How to configure external data sources
This document instructs you how to serve a different (dynamic) value of OPAL_DATA_CONFIG_SOURCES
to different client - i.e: each client has their own unique configuration of DataSourceEntries.
OPAL server can redirect to an external API that will serve a different value based on the client identity.
The document has 3 parts:
- General background about
OPAL_DATA_CONFIG_SOURCES
- External data sources - architecture and flows - explains how external data sources work
- Real code samples of an External Data Source API server in python
General background about OPAL_DATA_CONFIG_SOURCES
OPAL clients have two distinct types of data sources:
Data Source Type | Format of data | Function | Source of data |
---|---|---|---|
Policies (and static data) | Policy bundle - data format is very similar to OPA native bundles. | Each bundle contains the policies (rego) and static data that is usually included as part of the policy. By "static", we mean the data rarely changes, same as declaring the data inside the rego file. | Default source is Git repository. Alternate source is an API server that exposes tar bundles. |
Dynamic Data | DataSourceEntry - think about it as a "directive" how to fetch the data and where to put it in OPA document tree - i will give an example below. | Realtime updates about data that changes in the rate of the application (i.e: as a result of user action), for example - we invited a user to a document in google drive. If we implement this internally as the user now having a Viewer role on the document, we can send a data update containing the new role, with instructions to put it inside the roles document in OPA cache. | Can be anything - a database, a 3rd party API, your APIs, etc - extensible by fetch providers. We support http apis out of the box. |
Q: What are OPAL_DATA_CONFIG_SOURCES
?
- They are dynamic data sources, so they are directives how to fetch the data and where to put it in OPA.
OPAL_DATA_CONFIG_SOURCES
are statically configured because they contain the list of "complete picture" data sources - which are fetched after OPAL client loads, and after every disconnect between OPAL client and OPAL server. Think of it as directives how to get the up-to-date "clean slate" data.

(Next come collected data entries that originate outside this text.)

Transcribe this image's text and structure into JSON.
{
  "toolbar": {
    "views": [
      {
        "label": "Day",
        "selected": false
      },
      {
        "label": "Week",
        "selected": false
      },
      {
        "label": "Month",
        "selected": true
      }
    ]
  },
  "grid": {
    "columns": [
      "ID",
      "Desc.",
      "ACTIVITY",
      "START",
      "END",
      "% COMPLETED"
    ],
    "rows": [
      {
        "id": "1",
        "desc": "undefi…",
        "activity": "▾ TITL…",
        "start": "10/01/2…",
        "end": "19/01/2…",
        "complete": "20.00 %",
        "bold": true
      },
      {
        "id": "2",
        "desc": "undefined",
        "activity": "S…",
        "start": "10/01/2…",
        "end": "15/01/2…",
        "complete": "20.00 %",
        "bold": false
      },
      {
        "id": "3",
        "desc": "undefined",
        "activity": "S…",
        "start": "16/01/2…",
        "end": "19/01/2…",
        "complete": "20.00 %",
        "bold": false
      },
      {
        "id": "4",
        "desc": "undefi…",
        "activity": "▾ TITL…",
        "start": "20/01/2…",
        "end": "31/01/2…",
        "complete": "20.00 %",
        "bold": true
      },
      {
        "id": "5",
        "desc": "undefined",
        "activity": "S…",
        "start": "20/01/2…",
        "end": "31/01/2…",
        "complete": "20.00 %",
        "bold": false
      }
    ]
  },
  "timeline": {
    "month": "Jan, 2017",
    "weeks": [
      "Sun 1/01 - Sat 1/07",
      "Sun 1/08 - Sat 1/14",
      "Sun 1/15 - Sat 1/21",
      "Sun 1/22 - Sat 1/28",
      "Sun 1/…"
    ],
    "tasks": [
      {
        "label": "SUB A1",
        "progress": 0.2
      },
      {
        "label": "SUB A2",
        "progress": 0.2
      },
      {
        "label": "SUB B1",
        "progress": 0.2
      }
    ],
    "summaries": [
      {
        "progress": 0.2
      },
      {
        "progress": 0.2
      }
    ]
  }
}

External data sources - architecture and flows
When do you need to configure an external data source?
If each of your OPAL clients needs a slightly different configuration, you cannot use a static config var like OPAL_DATA_CONFIG_SOURCES
to store your configuration. In such case, you want OPAL server to return a different DataSourceEntry
configuration based on the identity of the OPAL client asking for the config.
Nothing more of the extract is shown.